China-Africa: win-win cooperation in the agricultural sector?



Hu Zhangliang, spokesperson for the Chinese Embassy in Pretoria, stated on 18 February 2016: "The Johannesburg Summit marked a turning point in China-Africa relations. And its resolutions will be implemented honestly. What we have achieved reaffirms the idea of a win-win cooperation … Our cooperation is characterised by sincerity, benefit and mutual respect … This cooperation will enable the creation of jobs, food security and the improvement of health".

This systematic reference to the win-win principle is rooted in South-South cooperation. A cooperation which, in its objectives and instruments, stands out from the North-South cooperation that remains overly permeated by a colonial and asymmetric past which, in particular, has ‘forgotten’ to finance agriculture for more than two decades. So what is the situation regarding cooperation between China and Africa in the agricultural sector?

First of all, we have to put aside rumours and accepted notions. China is not in Africa to feed its own population, and its land acquisitions are far fewer than those held by investors from Organisation for Economic Co-operation and Development (OECD) and Organization of the Petroleum Exporting Countries (OPEC) countries. The production of rice, market garden products and sugar on Chinese land acquisitions are intended for national and regional African markets. As for cotton, rubber, cocoa and palm oil, these are purchased by Chinese traders or are intended for international markets, including that of China. This means that, until now, the nature of trade between China and Africa has been similar to that which has existed between Europe and Africa for decades: unprocessed raw materials in exchange for manufactured goods. This type of trade has not made a real contribution to the industrialisation of Africa. However, in the new Chinese-African policy presented in Johannesburg in December 2015, strong emphasis is placed on industrialisation: US$10 billion will be provided over the next 3 years to support Chinese companies establishing themselves in Africa, not to produce unprocessed raw materials but to create businesses to develop specific sectors and sub-sectors, in particular agriculture.

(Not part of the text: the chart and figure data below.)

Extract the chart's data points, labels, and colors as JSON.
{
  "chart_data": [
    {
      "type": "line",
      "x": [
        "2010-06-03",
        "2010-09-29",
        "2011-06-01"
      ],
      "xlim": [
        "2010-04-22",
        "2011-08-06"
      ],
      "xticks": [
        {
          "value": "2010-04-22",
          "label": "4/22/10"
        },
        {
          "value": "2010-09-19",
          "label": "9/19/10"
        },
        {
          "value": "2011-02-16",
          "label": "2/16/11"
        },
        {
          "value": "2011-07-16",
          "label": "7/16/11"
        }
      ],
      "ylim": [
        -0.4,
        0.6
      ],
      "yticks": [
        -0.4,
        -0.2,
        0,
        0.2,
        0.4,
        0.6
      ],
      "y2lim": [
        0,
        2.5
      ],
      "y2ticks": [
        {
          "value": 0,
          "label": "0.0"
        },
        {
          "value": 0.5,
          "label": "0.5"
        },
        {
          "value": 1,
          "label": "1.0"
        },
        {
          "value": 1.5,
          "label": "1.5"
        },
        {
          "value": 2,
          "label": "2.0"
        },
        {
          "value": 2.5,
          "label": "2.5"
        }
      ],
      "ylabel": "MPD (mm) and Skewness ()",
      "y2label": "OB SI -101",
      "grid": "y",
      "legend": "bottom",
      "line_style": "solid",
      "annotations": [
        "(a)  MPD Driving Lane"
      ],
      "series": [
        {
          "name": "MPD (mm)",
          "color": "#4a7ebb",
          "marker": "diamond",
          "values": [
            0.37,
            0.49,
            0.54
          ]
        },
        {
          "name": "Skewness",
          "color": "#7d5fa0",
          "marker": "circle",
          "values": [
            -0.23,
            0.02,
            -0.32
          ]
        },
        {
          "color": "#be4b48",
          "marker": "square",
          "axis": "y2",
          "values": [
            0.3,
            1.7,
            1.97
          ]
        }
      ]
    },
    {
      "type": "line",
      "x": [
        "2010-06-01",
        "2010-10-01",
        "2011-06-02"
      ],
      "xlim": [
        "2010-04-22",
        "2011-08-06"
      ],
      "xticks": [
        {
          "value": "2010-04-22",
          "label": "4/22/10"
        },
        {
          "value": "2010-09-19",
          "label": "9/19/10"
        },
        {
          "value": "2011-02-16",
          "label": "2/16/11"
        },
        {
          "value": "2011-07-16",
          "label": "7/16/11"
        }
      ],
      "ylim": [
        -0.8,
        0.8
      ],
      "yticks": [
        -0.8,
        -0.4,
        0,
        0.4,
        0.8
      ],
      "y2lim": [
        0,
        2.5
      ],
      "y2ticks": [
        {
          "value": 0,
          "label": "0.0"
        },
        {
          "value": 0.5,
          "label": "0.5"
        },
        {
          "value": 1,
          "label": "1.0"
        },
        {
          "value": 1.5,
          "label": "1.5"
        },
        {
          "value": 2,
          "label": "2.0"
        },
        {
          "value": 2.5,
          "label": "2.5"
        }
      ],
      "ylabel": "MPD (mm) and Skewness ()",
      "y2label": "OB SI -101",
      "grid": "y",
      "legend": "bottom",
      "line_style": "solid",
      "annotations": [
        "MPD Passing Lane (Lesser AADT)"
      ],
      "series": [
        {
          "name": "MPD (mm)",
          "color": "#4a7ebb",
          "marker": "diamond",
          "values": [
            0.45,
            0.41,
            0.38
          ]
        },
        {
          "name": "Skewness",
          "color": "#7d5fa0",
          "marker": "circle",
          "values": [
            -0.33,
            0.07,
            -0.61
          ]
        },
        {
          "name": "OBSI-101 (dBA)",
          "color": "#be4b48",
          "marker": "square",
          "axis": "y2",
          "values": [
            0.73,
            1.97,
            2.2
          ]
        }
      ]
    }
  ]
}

The Chinese strategy is based on a model for the dissemination of agricultural technological innovation through agricultural demonstration centres. The objective of these centres, of which there are currently 25, is to experiment with and popularise new food production technologies (irrigated rice, fish farming, and market garden products) using high yielding seeds and phytosanitary products imported from China. The aim of these new centres is to distribute ‘green revolution’ technological advances, but they do not address issues of access to credit or the instruments of agricultural policies (subsidies, role of the state, etc.).

Within the framework of trilateral cooperation with the World Food Programme (WFP), the plan is to put together a programme to reduce postharvest losses using techniques tested in China. Will these activities implemented by China be beneficial for Africa? Giving a positive answer to this question requires a clear vision of the scale in which these new technologies will be disseminated (which is not yet apparent), capacity of populations to acquire them, and a small risk of creating dependence by African agricultural systems on imports of seeds, fertilisers and phytosanitary products from China. The purchase of Syngenta by CHEMCHINA will undoubtedly have implications for Africa where this company already has a significant presence (Cameroon, Côte d'Ivoire). Consequently, the real question is whether this cooperation is intended to meet the development challenges facing Africa (food security, rural employment, income disparities) or support Chinese companies establishing themselves in Africa.